“Where I end, Ganga begins.”
Poetry is the heart of the poet, the soul that feels and that which is revealed in the poems of the poet.
I wish I could pick up one or two poems and say that they really touched my heart. But how can I be biased? Every poem has a persona of its own; a life with touches you in a way that you can only be awed.
Benaras is one of the oldest continuously inhabited cities in the world, referred to the holy capital of India (Wikipedia)
“Benaras is a stage and the road often an inspiration.”
The poet has found inspiration is every wall, every tree and every person in this city. She seems to have walked through this city at every odd hour.
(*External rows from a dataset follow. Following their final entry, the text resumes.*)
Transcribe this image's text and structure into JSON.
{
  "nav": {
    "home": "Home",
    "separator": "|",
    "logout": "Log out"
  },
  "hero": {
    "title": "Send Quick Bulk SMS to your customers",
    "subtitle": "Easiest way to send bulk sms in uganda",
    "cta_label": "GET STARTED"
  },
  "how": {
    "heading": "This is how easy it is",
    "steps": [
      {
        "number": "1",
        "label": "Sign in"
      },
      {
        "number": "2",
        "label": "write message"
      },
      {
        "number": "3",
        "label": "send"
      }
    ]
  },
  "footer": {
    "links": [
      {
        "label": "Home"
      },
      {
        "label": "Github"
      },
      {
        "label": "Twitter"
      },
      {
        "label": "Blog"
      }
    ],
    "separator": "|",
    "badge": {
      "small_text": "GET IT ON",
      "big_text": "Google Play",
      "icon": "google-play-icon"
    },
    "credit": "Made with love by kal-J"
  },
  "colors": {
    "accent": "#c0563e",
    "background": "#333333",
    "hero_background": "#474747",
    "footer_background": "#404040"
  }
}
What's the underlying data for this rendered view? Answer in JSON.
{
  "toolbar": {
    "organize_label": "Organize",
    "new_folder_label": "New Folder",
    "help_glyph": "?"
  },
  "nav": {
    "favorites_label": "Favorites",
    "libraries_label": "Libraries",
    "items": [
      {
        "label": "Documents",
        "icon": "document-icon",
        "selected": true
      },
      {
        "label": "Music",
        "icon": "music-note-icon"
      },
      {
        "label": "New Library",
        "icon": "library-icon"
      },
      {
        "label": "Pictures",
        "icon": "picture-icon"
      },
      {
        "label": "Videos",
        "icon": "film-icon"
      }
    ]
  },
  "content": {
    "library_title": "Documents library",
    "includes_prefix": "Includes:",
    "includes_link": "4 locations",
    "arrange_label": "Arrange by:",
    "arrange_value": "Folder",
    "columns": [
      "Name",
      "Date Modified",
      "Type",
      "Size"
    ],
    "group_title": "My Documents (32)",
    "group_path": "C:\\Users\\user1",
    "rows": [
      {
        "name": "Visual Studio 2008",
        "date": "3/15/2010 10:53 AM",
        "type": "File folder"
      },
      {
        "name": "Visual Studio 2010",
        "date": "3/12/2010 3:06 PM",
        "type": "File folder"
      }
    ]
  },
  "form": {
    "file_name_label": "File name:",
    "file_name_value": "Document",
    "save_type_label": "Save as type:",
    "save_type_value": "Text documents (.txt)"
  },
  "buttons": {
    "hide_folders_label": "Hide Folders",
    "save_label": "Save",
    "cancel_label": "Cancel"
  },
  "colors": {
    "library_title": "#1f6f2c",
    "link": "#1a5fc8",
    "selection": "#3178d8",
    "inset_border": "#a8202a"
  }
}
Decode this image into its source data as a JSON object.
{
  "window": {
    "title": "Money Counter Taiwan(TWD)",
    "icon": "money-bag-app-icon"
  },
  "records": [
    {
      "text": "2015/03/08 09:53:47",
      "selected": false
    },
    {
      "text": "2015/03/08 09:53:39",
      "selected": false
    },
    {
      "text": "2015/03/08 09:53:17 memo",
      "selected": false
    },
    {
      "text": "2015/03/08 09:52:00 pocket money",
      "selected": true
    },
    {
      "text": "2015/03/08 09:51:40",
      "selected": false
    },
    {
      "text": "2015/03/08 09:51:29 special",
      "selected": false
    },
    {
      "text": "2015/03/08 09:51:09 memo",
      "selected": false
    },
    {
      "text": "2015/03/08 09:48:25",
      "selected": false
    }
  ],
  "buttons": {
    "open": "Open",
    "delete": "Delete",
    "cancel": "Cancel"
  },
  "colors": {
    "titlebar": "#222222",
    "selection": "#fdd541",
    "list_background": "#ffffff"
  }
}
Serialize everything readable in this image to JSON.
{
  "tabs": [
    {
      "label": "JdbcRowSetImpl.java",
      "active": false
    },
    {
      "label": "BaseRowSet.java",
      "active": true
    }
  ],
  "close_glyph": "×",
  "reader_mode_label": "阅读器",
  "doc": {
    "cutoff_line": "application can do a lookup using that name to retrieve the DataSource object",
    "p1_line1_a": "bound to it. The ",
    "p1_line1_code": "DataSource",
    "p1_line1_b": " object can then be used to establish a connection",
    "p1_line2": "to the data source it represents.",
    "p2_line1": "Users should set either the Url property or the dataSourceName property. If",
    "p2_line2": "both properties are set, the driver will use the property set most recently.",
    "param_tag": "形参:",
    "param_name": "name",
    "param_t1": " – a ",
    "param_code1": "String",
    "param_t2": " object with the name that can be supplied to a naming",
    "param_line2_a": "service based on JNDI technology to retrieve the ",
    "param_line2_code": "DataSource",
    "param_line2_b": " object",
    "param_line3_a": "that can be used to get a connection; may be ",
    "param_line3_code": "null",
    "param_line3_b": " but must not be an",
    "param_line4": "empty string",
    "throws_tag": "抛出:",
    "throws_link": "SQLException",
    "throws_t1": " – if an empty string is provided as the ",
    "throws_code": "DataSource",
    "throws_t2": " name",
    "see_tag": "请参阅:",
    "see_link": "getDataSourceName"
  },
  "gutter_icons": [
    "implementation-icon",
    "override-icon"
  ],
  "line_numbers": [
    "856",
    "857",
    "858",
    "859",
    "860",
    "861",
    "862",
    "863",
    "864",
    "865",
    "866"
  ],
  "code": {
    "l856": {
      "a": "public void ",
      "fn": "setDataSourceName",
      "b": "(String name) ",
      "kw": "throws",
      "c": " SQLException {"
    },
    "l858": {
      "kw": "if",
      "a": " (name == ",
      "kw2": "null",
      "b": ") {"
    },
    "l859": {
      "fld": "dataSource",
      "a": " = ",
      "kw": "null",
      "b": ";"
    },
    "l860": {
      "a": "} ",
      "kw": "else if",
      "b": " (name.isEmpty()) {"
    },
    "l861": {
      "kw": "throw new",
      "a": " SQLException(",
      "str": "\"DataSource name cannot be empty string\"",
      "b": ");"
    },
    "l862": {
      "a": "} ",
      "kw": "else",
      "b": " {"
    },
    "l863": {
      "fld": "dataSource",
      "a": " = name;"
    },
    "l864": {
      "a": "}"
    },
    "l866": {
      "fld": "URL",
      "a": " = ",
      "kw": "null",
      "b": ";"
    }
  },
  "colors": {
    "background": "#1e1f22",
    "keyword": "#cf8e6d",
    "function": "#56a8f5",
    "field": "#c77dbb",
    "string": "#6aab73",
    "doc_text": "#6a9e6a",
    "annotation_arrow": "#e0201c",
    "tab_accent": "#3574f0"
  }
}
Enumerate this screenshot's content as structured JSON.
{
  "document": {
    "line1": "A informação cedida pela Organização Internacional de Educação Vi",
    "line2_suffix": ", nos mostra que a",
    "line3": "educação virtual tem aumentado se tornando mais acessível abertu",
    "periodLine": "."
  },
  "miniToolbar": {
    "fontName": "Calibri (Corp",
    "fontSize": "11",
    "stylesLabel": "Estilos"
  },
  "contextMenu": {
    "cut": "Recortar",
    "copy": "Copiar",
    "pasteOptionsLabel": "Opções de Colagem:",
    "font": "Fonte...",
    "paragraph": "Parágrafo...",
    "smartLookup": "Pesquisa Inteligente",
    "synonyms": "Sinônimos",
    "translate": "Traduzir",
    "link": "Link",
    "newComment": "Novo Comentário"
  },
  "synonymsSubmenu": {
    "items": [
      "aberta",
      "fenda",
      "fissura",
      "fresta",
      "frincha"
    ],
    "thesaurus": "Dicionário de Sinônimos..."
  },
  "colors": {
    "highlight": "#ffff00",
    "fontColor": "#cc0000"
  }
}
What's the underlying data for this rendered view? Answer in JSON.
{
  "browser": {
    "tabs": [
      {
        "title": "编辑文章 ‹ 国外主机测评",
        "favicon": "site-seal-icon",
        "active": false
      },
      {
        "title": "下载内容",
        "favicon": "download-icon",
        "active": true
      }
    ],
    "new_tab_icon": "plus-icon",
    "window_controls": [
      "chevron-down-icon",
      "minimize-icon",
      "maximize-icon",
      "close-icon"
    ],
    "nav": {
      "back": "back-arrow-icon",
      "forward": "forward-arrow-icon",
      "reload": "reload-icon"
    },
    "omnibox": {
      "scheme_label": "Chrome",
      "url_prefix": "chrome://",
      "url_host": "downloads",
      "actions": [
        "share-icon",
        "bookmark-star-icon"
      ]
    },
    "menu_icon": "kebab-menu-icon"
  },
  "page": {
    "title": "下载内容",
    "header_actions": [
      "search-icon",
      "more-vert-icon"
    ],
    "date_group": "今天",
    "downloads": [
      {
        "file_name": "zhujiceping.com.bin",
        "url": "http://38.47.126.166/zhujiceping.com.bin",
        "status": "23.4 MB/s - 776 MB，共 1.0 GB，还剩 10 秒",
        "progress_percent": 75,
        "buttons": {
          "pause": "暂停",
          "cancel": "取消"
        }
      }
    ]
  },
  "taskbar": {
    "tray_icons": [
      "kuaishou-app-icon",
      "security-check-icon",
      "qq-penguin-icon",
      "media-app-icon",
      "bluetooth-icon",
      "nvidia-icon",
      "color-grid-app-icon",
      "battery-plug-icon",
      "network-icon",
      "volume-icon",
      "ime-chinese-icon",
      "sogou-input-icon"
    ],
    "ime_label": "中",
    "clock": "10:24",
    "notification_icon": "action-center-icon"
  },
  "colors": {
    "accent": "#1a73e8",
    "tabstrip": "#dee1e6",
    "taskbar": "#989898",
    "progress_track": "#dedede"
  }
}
She has written poems about how Benaras looks at 1 am, 3 am and at 5 am.
“Beauty somehow lies scattered,
Helpless prisoner of time,
I bend to pick up a poem,
The lines somewhere mixed
In the new dung and sacrament of the old.”
Benaras is a city of death and of life too. These two are so infused that it is difficult to tell them apart.
“First man, then flesh
Then the mesh of dead meat.
Dust settles soon
This is the city where both life and death exist in perfect harmony, each accepting the other without questions.
“The fluidity of the masses,
Drunk as if with Dharma
Finding a present in their ancient
Rituals of living,
With those of the dead.”
“While son bargains on chandanwood price,
The Purohit chews on the fragrance of Benaras.”
The city is also about Ganga, about the faith, our religious history, myths, beliefs and the people who live there, of people who come there for some sort of salvation, people who are a part of the old and the new.
“You touch a wall
Shiva grows in your hand.”
“God and man
In him, they are one.”
Ganga is the confluence of both, life and death. The ashes of the dead are immersed in her and the living immerses themselves to rid of their sins.
“In her I feel the dead and
Maitreyee has brought out the beauty, the reality, the ugly, the everyday life, the sights and the smells alive with her keen observation.
“And then the Ganga flowed…
Faith, thou’ art a bitch!”
Rating – 5/5
About the Author
Maitreyee B Chowdhury is a web columnist and creative writer. She is author of Reflections on My India, a book of Indian traditions and spirituality in parts. Maitreyee is also author of Uttam Kumar and Suchitra Sen- Bengali Cinema’s First Couple and Ichhe Holo Tai, a bilingual muti media presentation of poetry. Maitreyee is featured amongst other Indian writers such as Gulzar, Shashi Tharoor and Deepti Naval in an anthology of Indian writers Celebrating India.